By inhibiting cell wall synthesis, it then becomes damaged and the internal osmotic pressure causes the cell wall to rupture or burst because of the low osmotic pressure on the external environment. This stimulates the release of autolysosomes that digest the existing cell wall. Beta-lactam antibiotics are considered bactericidal agents.
Take for example MRSA (Methicillin-resistant Staphylococcus aureus), a S. aureus strain that was discovered in 1961 to be resistant to the antibiotic methicillin.
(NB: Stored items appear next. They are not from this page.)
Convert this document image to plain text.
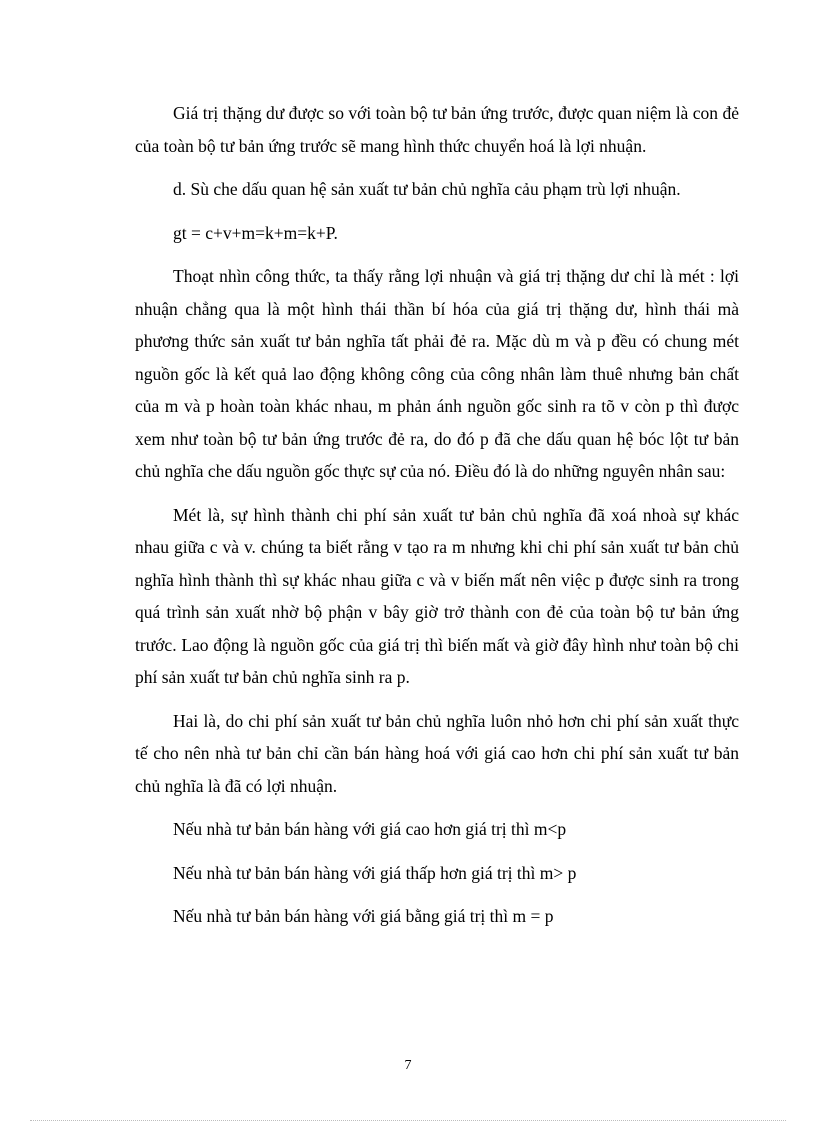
Giá trị thặng dư được so với toàn bộ tư bản ứng trước, được quan niệm là con đẻ của toàn bộ tư bản ứng trước sẽ mang hình thức chuyển hoá là lợi nhuận.

d. Sù che dấu quan hệ sản xuất tư bản chủ nghĩa cảu phạm trù lợi nhuận.

gt = c+v+m=k+m=k+P.

Thoạt nhìn công thức, ta thấy rằng lợi nhuận và giá trị thặng dư chỉ là mét : lợi nhuận chẳng qua là một hình thái thần bí hóa của giá trị thặng dư, hình thái mà phương thức sản xuất tư bản nghĩa tất phải đẻ ra. Mặc dù m và p đều có chung mét nguồn gốc là kết quả lao động không công của công nhân làm thuê nhưng bản chất của m và p hoàn toàn khác nhau, m phản ánh nguồn gốc sinh ra tõ v còn p thì được xem như toàn bộ tư bản ứng trước đẻ ra, do đó p đã che dấu quan hệ bóc lột tư bản chủ nghĩa che dấu nguồn gốc thực sự của nó. Điều đó là do những nguyên nhân sau:

Mét là, sự hình thành chi phí sản xuất tư bản chủ nghĩa đã xoá nhoà sự khác nhau giữa c và v. chúng ta biết rằng v tạo ra m nhưng khi chi phí sản xuất tư bản chủ nghĩa hình thành thì sự khác nhau giữa c và v biến mất nên việc p được sinh ra trong quá trình sản xuất nhờ bộ phận v bây giờ trở thành con đẻ của toàn bộ tư bản ứng trước. Lao động là nguồn gốc của giá trị thì biến mất và giờ đây hình như toàn bộ chi phí sản xuất tư bản chủ nghĩa sinh ra p.

Hai là, do chi phí sản xuất tư bản chủ nghĩa luôn nhỏ hơn chi phí sản xuất thực tế cho nên nhà tư bản chỉ cần bán hàng hoá với giá cao hơn chi phí sản xuất tư bản chủ nghĩa là đã có lợi nhuận.

Nếu nhà tư bản bán hàng với giá cao hơn giá trị thì m<p

Nếu nhà tư bản bán hàng với giá thấp hơn giá trị thì m> p

Nếu nhà tư bản bán hàng với giá bằng giá trị thì m = p

7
Webmd indicates that MRSA has now grown its resistance from methicillin to “amoxicillin, penicillin, oxacillin and many other common antibiotics” (MRSA). This increase in resistance of a methicillin-resistant strain of S. aureus can be attributed to the increasing use and overuse of antibiotics, not only in the doctor’s office but also in agriculture. MRSA is only one of many antibiotic resistant strains of bacteria. New resistant strains are evolving rapidly. According to Dr. Ed Warren, “there are high levels of antibiotic resistance in bacteria causing common infections (e.g. urinary tract infections, pneumonia, bloodstream infections) in all regions of the world” (21).